Sono tutti uguali tra loro, del tutto simili a quelli che compaiono nella segnaletica stradale. Se
ne stanno per strada anche loro e danno indicazioni su come si debba vivere la Napoli
contemporanea.
Non hanno visi, al loro posto si ritrovano dei palloncini neri dai ghigni minacciosi, tutti intenti
in malefatte a danni di chi gli capita a tiro. Non sono nemmeno facce, piuttosto maschere,
copricapi, come tanti passamontagna indossati per rimanere un viso non noto. Non noto a
nessuno, nemmeno a chi dietro a quell’anonimato ha perso memoria di sé.

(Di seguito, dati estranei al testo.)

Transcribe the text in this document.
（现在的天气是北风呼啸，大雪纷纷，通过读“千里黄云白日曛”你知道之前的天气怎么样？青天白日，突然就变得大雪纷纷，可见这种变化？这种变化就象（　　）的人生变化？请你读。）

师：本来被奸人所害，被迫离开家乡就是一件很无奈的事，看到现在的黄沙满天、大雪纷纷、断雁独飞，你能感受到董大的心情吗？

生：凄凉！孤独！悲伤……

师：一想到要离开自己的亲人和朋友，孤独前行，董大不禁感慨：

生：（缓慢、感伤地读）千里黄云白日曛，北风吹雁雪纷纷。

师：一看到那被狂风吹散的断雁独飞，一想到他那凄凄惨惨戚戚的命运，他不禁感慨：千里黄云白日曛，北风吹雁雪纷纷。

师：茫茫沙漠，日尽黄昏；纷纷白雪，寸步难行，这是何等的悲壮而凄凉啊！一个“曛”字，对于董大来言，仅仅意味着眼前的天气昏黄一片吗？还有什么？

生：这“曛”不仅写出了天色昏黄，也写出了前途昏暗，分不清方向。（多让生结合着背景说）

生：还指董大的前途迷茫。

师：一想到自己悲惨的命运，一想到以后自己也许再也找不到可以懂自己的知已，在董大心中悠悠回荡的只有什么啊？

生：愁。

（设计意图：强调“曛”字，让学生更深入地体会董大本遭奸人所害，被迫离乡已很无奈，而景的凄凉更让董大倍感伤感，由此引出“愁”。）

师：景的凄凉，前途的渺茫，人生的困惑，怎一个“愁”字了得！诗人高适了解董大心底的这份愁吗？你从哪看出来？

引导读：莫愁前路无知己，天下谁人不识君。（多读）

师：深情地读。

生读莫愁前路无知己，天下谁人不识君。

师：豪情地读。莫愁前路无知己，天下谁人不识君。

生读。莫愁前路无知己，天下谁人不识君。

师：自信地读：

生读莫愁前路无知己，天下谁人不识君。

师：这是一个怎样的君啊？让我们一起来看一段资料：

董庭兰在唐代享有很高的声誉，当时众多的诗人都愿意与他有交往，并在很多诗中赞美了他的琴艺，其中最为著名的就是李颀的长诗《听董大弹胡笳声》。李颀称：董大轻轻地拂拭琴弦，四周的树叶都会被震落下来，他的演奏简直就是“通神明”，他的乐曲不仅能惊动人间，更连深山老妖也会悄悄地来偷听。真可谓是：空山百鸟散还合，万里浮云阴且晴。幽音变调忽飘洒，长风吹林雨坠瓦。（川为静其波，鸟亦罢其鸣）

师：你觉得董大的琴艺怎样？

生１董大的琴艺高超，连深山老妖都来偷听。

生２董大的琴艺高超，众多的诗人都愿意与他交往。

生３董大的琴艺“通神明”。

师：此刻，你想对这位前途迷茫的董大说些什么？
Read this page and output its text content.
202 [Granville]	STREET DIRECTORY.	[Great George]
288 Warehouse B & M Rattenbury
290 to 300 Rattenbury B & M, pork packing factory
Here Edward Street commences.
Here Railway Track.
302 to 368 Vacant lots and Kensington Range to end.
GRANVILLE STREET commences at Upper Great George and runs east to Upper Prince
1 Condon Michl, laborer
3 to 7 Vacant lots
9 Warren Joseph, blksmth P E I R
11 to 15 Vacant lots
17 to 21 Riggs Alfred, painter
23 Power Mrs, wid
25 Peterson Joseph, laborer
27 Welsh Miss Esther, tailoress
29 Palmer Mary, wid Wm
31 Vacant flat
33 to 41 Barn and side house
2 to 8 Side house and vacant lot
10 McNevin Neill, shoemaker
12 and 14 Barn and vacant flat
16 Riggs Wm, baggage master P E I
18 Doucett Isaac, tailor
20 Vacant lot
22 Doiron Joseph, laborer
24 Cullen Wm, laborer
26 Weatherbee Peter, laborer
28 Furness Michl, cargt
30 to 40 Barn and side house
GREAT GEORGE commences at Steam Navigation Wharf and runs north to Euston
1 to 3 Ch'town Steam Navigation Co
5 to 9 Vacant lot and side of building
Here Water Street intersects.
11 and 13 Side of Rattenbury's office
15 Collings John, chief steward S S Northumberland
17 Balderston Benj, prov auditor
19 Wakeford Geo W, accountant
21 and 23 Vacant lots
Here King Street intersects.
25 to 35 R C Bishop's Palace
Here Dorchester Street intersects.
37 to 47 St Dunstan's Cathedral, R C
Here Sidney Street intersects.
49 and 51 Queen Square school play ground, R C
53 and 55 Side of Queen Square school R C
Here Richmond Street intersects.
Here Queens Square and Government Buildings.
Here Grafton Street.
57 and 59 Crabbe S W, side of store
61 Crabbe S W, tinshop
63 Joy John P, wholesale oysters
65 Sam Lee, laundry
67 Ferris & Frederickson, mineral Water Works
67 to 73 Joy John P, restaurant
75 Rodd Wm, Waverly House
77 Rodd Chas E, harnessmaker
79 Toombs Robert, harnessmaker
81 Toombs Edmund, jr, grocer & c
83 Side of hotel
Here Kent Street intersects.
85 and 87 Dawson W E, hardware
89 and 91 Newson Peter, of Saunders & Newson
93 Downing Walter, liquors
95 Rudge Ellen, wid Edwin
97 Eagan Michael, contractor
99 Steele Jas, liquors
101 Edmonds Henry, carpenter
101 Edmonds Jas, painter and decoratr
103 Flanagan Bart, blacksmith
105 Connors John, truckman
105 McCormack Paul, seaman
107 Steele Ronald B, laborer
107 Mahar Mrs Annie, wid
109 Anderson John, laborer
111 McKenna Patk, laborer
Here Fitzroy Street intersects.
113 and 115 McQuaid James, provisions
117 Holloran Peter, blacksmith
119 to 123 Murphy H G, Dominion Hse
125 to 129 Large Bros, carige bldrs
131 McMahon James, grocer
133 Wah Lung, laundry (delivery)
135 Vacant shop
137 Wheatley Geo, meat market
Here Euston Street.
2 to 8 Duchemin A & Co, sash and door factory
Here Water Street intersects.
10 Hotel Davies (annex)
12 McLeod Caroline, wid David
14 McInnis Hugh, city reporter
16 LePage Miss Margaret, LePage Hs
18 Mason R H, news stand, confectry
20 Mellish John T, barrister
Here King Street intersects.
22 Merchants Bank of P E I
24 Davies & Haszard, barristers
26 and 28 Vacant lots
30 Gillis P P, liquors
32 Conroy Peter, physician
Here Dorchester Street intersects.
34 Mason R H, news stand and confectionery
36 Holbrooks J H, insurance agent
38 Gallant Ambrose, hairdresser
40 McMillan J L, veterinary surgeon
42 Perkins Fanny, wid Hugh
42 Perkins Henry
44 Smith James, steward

Poiché son maschere, non possono arrossire, non possono assumere le forme della vergogna
che talvolta fanno capolino tra i visi privi di travestimenti. Lo scuorno non fa presa su queste
teste rotonde che del pallone non hanno la sola sfericità, bensì, come anche le balle di cui si
nutrono, son privi di sostanza. Lo scuorno è un’espressione napoletana che indica lo sconfitto
in una contesa a cornate. Questo strumento della vergogna scivola via su queste maschere da
banditi, slitta fino a terra come una cosa di poco conto, come una debolezza da uomini antichi,
un obbligo del galateo del secolo scorso oramai desueto.
In lontananza si vede una ruspa che getta un enorme sacco d’immondizia dentro al cratere del
Vesuvio. Visto da qui quel sacco ha la forma di un salvadanaio, a significare che far finta di
smaltire i rifiuti è un’attività che rende piuttosto bene. La stessa luna diventa una preda, un
trofeo su cui mettere le mani.
Ma non tutto è perduto. Uno degli omini si è allontanato dagli altri, ha raggiunto il centro della
tela e, dissociandosi da quella barbarie, con una pennellessa ora si pitta o scuorn n’faccia. Una
striscia rossa lo sta finalmente facendo arrossire. Dove non può la legge, spesso, arriva l’arte.
Non resta che vedere se qualcun altro ne seguirà l’esempio.